Für das Finale fehlt nur noch ein Sieg
In den letzten vier Jahren trafen sich Wien und Salzburg stets in der Vorschlussrunde. Diesmal zeichnet sich diese Paarung fürs Finale ab. Am Donnerstag ein Sieg - und schon ist alles fixiert.

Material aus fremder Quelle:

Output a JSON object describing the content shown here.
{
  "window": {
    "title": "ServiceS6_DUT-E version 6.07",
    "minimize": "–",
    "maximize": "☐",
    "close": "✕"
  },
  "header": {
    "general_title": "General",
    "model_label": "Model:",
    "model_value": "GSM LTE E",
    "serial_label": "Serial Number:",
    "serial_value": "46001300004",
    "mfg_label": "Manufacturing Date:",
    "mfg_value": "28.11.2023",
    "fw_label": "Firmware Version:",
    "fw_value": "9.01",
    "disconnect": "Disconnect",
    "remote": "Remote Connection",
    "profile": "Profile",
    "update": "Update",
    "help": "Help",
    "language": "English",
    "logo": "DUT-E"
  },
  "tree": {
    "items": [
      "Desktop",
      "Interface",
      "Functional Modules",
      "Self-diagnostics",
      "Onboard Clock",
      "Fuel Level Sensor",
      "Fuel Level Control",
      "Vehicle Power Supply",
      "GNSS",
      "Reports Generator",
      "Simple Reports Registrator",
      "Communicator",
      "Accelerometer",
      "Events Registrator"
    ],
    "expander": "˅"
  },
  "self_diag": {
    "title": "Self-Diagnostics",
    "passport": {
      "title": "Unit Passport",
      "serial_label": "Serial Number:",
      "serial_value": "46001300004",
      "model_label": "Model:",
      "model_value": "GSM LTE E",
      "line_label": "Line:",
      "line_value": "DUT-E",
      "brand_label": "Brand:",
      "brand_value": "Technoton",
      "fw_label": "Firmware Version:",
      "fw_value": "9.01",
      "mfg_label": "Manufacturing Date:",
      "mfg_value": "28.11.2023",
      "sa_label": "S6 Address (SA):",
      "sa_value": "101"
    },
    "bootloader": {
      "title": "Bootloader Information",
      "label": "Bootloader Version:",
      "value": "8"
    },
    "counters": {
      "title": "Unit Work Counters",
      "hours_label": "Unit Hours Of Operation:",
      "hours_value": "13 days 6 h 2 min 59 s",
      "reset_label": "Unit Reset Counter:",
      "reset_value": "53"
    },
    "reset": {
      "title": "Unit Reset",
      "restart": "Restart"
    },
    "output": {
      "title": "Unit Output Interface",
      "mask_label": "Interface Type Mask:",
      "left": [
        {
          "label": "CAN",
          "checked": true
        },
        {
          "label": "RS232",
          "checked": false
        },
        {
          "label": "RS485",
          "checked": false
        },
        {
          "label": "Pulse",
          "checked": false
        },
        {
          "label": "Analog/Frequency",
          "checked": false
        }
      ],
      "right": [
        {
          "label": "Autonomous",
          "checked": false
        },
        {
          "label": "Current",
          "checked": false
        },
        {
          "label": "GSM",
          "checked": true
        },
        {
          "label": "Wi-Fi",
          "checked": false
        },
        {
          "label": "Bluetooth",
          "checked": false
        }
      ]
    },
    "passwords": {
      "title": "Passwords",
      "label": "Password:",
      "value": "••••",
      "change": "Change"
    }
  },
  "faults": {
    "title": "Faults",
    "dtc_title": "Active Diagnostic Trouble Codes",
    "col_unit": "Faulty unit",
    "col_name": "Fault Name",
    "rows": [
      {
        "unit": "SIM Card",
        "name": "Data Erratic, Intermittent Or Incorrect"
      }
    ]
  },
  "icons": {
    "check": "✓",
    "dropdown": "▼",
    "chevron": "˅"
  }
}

Foto © GEPALinzer verkürzten in Halbfinal-Serie auf 1:3
Zwei weitere Termine sind fürs Semifinale noch frei, aber wie es ausschaut, werden sie gar nicht benötigt. Red Bull Salzburg und die Vienna Capitals liegen gegen Zagreb bzw. Linz in der best-of-five-Serie mit 3:1 vorne und können auf eigenem Eis den entscheidenden vierten Sieg landen. Der ist, wissen Eishockeykenner aus Erfahrung, zwar immer der schwerste, aber die Belastung der klar im Rückstand liegenden Teams, unbedingt gewinnen zu müssen, ist groß. Egal: Das Finale dürfte - wenn nicht sportlich ein Wunder passiert - Salzburg gegen Wien lauten. Eine packende Serie ist garantiert. In den letzten vier Jahren gab es diese Konfrontation stets im Semifinale. Regelmäßig mit den Roten Bullen als Sieger. Deshalb hatten die "Caps" die Salzburger als Play-off-Gegner auch gescheut wie der Teufel das Weihwasser.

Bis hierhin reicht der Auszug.